Texto: Katerina Markelova
Fotos: Hyung-sun Kim e Museu Haenyeo
As fotografias são surpreendentes. Mulheres mergulhadoras com mais de 60 anos, usando trajes de mergulho antiquados olham para a lente da câmera. Essas imagens raras levantam questões: “Vendo seu rosto, parece que ela vai respirar profundamente a qualquer momento [...] A pessoa é uma haenyeo”, diz Hyung-Sun Kim, emocionado. Ele tem observado há muito tempo “as gotas d’água (caindo) da superfície de seu (das mulheres do mar) traje de mergulho, que está oleoso como a pele de animais marinhos”.
Kim, um fotógrafo sul-coreano, esteve na Ilha de Jeju – localizada perto da costa sul da República da Coreia – por várias vezes entre 2012 e 2014, para fotografar as haenyeo. Essas mulheres mergulham até 10 metros abaixo da superfície sem máscaras de oxigênio para colher frutos do mar. Essa forma específica de mergulho é chamada de muljil. Na vida cotidiana das haenyeo, o termo se refere a sete horas diárias de mergulhos livres por dia, 90 dias por ano, todos os anos.
O fotógrafo decidiu retirar essas mulheres do seu contexto, apresentando-as na frente de uma tela branca. As fotografias foram tiradas assim que elas saíam da água após o muljil. “Não existe oceano, (que) é seu lugar de trabalho, (ou) costa onde os frutos do mar estejam espalhados fora de suas bolsas de rede. Existe apenas uma haenyeo”, explica Kim. Livre de quaisquer elementos visuais que causem distração, o espectador é capaz de se concentrar nos rostos e nos corpos mostrados nas fotos, os quais, segundo ele, são autênticos “guias ilustrados das haenyeo”. Esses guias fotográficos testemunham as difíceis condições de vida dessas mulheres, que são vistas como símbolo da Ilha de Jeju.

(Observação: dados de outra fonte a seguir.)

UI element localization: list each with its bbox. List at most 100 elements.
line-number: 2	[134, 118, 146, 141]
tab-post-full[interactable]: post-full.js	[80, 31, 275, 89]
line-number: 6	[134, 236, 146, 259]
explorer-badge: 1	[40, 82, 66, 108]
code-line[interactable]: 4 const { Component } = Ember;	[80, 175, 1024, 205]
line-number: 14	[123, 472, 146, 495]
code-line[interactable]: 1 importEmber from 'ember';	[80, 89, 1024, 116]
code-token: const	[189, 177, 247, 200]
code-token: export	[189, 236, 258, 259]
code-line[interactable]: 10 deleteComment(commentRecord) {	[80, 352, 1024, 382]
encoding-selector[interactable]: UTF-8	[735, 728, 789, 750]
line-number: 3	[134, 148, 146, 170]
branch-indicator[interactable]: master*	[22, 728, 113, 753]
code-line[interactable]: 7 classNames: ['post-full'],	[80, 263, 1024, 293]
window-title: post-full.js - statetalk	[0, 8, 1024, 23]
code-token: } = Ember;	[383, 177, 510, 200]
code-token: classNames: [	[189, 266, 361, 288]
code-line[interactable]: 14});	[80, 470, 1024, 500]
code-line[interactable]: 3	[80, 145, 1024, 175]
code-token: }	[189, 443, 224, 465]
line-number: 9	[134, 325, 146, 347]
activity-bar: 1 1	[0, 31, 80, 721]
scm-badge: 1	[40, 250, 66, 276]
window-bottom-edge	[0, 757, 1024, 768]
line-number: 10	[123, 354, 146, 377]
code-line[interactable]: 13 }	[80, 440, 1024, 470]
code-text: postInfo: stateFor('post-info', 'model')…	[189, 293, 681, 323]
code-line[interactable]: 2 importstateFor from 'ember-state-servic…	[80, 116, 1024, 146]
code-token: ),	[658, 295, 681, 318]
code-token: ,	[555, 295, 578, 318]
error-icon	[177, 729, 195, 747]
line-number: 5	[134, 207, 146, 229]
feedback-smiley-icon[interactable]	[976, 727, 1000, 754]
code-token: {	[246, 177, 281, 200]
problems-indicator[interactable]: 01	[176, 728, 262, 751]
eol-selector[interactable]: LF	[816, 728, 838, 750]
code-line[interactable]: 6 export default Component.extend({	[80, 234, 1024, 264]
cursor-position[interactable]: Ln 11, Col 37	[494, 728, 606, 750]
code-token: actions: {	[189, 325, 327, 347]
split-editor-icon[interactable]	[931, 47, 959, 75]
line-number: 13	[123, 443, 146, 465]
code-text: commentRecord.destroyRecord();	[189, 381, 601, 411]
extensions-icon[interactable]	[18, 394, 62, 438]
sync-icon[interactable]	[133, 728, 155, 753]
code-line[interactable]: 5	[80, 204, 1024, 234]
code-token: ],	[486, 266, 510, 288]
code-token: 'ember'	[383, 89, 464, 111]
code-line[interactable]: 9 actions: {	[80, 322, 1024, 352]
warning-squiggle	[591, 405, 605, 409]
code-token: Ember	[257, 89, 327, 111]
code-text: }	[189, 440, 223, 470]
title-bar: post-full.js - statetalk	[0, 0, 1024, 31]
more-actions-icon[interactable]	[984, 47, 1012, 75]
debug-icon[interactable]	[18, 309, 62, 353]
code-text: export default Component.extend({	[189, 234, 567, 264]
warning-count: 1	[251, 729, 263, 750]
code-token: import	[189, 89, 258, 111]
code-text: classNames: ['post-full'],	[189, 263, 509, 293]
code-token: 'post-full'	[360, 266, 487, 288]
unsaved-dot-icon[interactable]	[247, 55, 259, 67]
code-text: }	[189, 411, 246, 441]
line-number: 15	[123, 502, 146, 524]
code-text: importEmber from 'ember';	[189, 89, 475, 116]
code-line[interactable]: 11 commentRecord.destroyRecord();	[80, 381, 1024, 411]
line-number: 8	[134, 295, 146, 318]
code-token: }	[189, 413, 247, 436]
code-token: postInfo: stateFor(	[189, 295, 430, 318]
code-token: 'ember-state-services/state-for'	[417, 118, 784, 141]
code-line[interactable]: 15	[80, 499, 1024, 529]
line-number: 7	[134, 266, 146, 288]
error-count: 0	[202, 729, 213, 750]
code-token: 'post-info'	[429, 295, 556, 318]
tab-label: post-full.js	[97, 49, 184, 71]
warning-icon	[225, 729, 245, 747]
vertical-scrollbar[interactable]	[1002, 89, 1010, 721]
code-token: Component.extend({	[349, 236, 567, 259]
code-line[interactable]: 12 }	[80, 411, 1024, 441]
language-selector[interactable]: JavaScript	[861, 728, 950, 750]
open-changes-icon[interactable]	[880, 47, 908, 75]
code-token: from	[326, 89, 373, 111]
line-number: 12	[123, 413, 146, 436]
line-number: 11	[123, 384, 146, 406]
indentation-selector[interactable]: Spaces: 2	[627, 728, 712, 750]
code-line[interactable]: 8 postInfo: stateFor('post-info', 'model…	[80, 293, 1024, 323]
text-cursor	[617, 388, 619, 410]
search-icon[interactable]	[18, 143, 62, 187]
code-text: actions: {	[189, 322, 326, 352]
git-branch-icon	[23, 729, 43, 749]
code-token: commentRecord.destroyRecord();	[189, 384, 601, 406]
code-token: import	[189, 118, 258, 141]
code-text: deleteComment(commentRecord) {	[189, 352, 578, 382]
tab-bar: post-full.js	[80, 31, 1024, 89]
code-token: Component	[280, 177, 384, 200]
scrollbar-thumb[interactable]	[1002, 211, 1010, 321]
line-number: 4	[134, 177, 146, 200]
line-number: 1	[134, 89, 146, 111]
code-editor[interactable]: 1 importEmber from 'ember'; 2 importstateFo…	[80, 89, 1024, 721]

Esse fenômeno extraordinário, que surgiu em uma sociedade confucionista centrada nos homens, a cultura das haenyeo de Jeju foi inscrita em 2016 na Lista do Patrimônio Cultural Imaterial da UNESCO. Sua inscrição contribui para melhorar a situação das mulheres na comunidade e também para a ecologia, com seus métodos de pesca que respeitam o meio ambiente. A comunidade, organizada em cooperativas de pesca, proíbe o uso de tecnologias modernas para evitar a sobrepesca.
Anteriormente, as mulheres foram atraídas pelo mar por causa do solo vulcânico árido da ilha, que era inadequado para a agricultura de larga escala; contudo, agora, elas se voltam para outros setores, como o setor de turismo em expansão. Dos 600 mil habitantes da Ilha de Jeju, apenas 4,5 mil mulheres ainda praticam a pesca submarina. Ainda existem 2,5 mil mergulhadoras em atividade, e a maioria delas tem mais de 60 anos de idade, de acordo com a revista New Yorker. Desde a década de 1970, o trabalho das haenyeo não é mais um imperativo; agora, ele se tornou uma escolha consciente.
Com a intenção de preservar esse rico patrimônio, as autoridades locais colocaram em prática uma série de medidas, sendo a mais valorizada delas a cobertura médica gratuita desde 2002 e a distribuição gratuita de trajes de mergulho.
“A superfície da água do mar é uma fronteira entre a vida e a morte. Com frequência, as haenyeo atravessam essa fronteira”, comentou o crítico de arte Park Young-taik. De forma surpreendente, as haenyeo, que são tão modestas quanto corajosas, não parecem ter consciência da “importância de sua contribuição para a vida de suas famílias e para a economia local”, explica Lee Sun-hwa, membro do Conselho Especial da Província Autônoma de Jeju, ao jornal Korea Times. Por meio de sua inscrição na Lista do Patrimônio Cultural Imaterial, sem dúvida o reconhecimento internacional irá restaurar a autoestima e a confiança das haenyeo.